The shot clock in basketball was first introduced by the National Basketball Association in 1954 to rescue fans from boredom. Stall tactics had slowed the game down. Recently baseball installed its own clock to reduce the amount of time between pitches. It seems to me we need to install a shot clock of sorts to govern affairs of the Talbot Planning Commission and County Council regarding Lakeside development.
Objections to the unrestricted development of up to 2,500 homes in Trappe along Highway 50 have been made and then made again. And again. I guess the advocates to revisit Lakeside, through responsible government agencies, believe physics will eventually force definitive action.
Members of local legislative organizations are chosen to make decisions. As are those appointed to government commissions. Persons presumably seek out these positions to become local leaders. Leaders make decisions.
It is hard for me to believe that our County officials can study the history of this broken process and not be embarrassed.
And especially embarrassed given the stakes. The only stakes on the table: the environment, the quality of education, traffic safety, and law enforcement. Simply stated if Trappe’s population triples in less than a generation the ramifications of a population explosion will collide with public budgets and responsibilities. Today’s leaders will bequeath to succeeding ones a real mess, not just a procedural one.
Regardless, make decisions. Put the questions on the clock. Move on. Hopefully we, all of us, will not have to look back with regret.
Al Sikes is the former Chair of the Federal Communications Commission under George H.W. Bush. Al writes on themes from his book, Culture Leads Leaders Follow published by Koehler Books.
Michael Davis says
Thank you, and thank all the people who continue to fight for reasonable development in Talbot County.
I’ve not seen one thing that refutes the claim that the approval of the unrestricted Lakeside Development was based on a lie. The County attorney consistently writes that no one has authority to stop the developers of Lakeside from doing whatever they want. The head of the Talbot County Council continues to support Lakeside while not saying one word about where all the money is going to come from for schools, roads, and law enforcement. The little quaint sweet town of Trappe, bless their hearts, approved the development based on a lie after the good folks in Denton had enough smarts to reject it. So Trappe continues to support it rather than admit they made a terrible mistake that negatively affects everyone else in Talbot County. This is a classic cluster.

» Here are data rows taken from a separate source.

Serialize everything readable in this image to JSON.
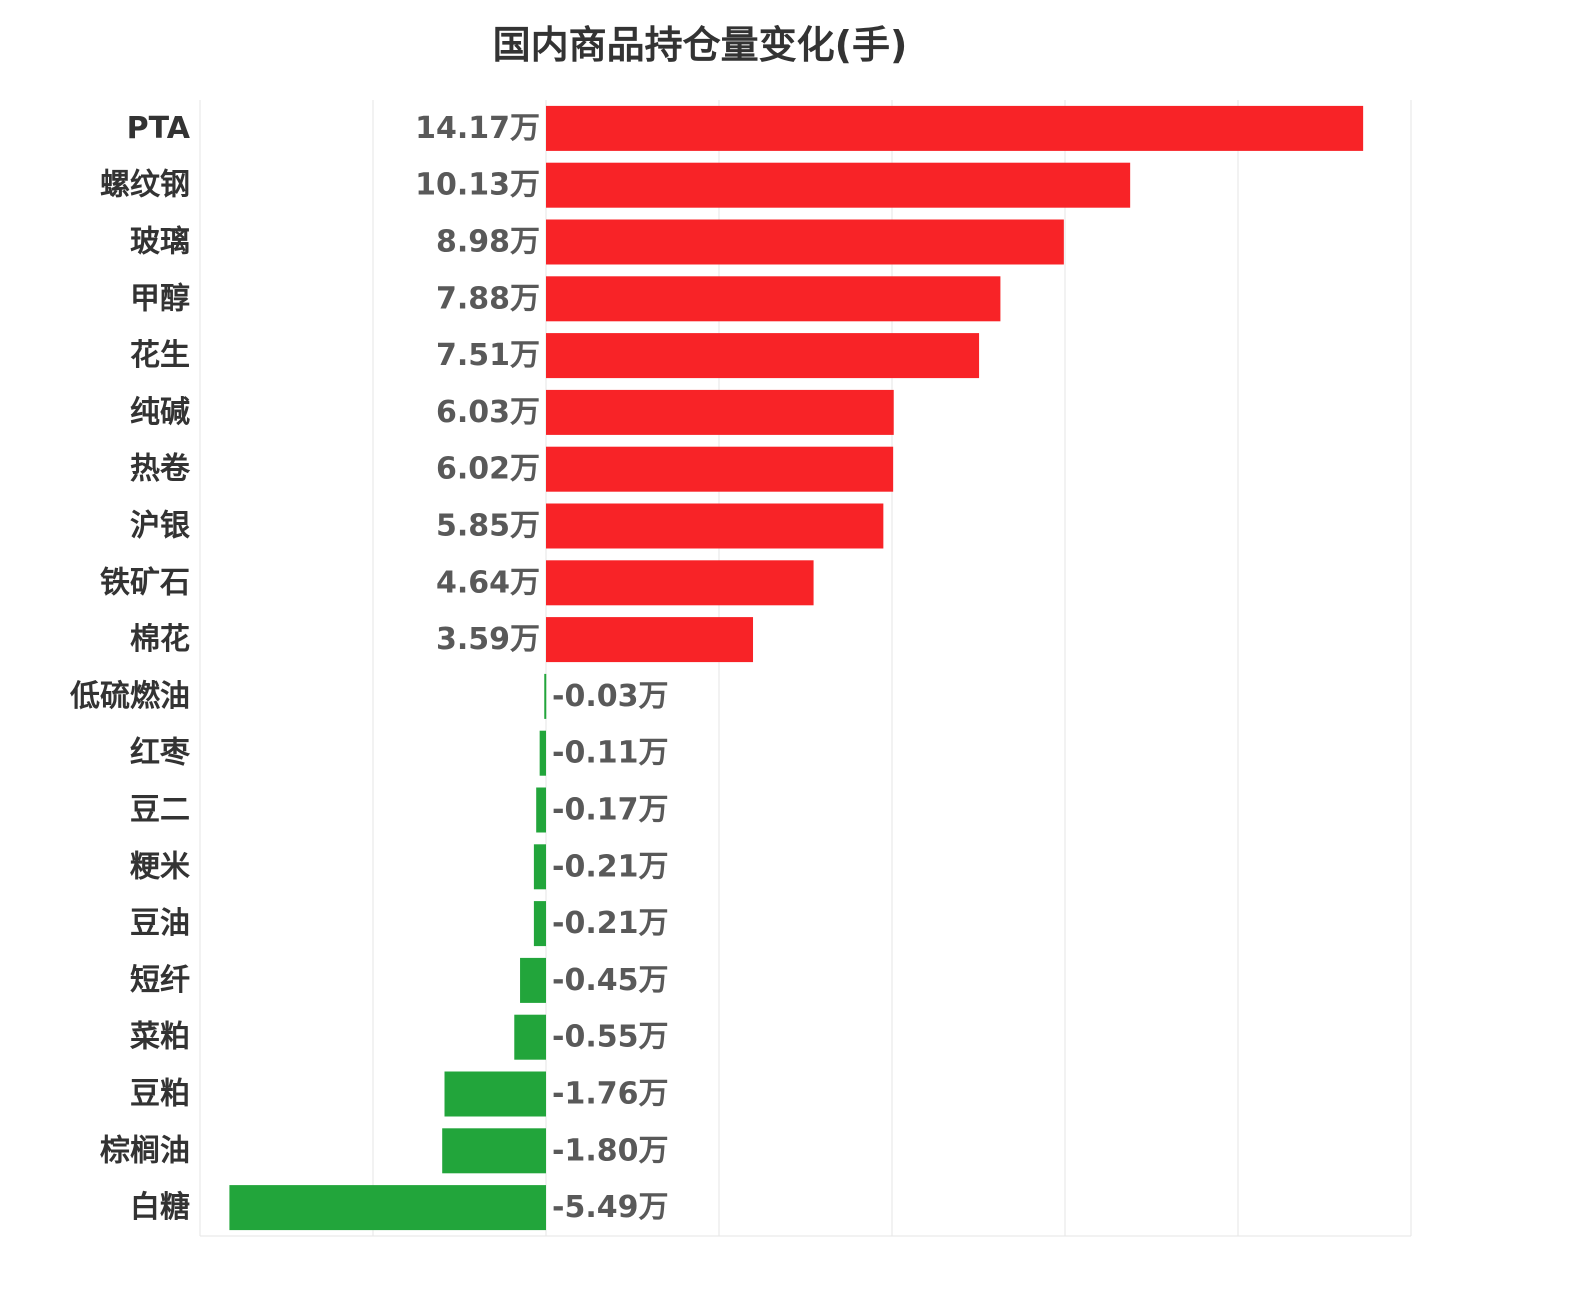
{
  "chart_data": {
    "type": "bar",
    "orientation": "horizontal",
    "title": "国内商品持仓量变化(手)",
    "unit_suffix": "万",
    "categories": [
      "PTA",
      "螺纹钢",
      "玻璃",
      "甲醇",
      "花生",
      "纯碱",
      "热卷",
      "沪银",
      "铁矿石",
      "棉花",
      "低硫燃油",
      "红枣",
      "豆二",
      "粳米",
      "豆油",
      "短纤",
      "菜粕",
      "豆粕",
      "棕榈油",
      "白糖"
    ],
    "values": [
      14.17,
      10.13,
      8.98,
      7.88,
      7.51,
      6.03,
      6.02,
      5.85,
      4.64,
      3.59,
      -0.03,
      -0.11,
      -0.17,
      -0.21,
      -0.21,
      -0.45,
      -0.55,
      -1.76,
      -1.8,
      -5.49
    ],
    "value_labels": [
      "14.17万",
      "10.13万",
      "8.98万",
      "7.88万",
      "7.51万",
      "6.03万",
      "6.02万",
      "5.85万",
      "4.64万",
      "3.59万",
      "-0.03万",
      "-0.11万",
      "-0.17万",
      "-0.21万",
      "-0.21万",
      "-0.45万",
      "-0.55万",
      "-1.76万",
      "-1.80万",
      "-5.49万"
    ],
    "xlim": [
      -6,
      15
    ],
    "grid": true,
    "legend": "none",
    "colors": {
      "positive": "#f82327",
      "negative": "#22a53b",
      "grid": "#e6e6e6"
    }
  }
}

Once again I will write the powers that be and hope they exercise some authority for the good of our fragile environment and for the good of the people already living here.
William Keppen says
I suppose you could find something good to say about the way the elected officials of Talbot County and other involved venues that have had their figures in this matter, to be polite, but don’t know what it possibly could be. The existing taxpayers and the environment should not be victimized by underfunded development, plain and simple. Do your job, for those that elected you. If proposed housing development requires infrastructure improvements, those cost should fall to developers and people who purchase their products, once again, plain and simple. That’s explaining it like you would to three-year-olds.
Laura claggett says
Of course we all want the uncertainty to end, but it’s more important that Talbot County get it right rather than get it over with. We are dealing with corruption in our local land use approval process, and MDE’s directive to “fix the map” must result in Lakeside being required, for the first time, to undergo a proper review for consistency with our Comp Plan.
This is not a game. For the future and integrity of Talbot County, the Planning Commission must find R348 inconsistent — because it’s the right and honest thing to do.
Reed Fawell 3 says
I endorse Laura’s message. Try truth for a change.
Eva M. Smorzaniuk says
Thank you for highlighting the fact that our county officials/leaders have been dragging this process on way too long. It begs the question “why?” and causes concern over the power of developers over citizens and the common good. Two of our county council members are willing to engage; what’s up with the other three? Clearly the barrage of public opinion doesn’t seem to move them to action.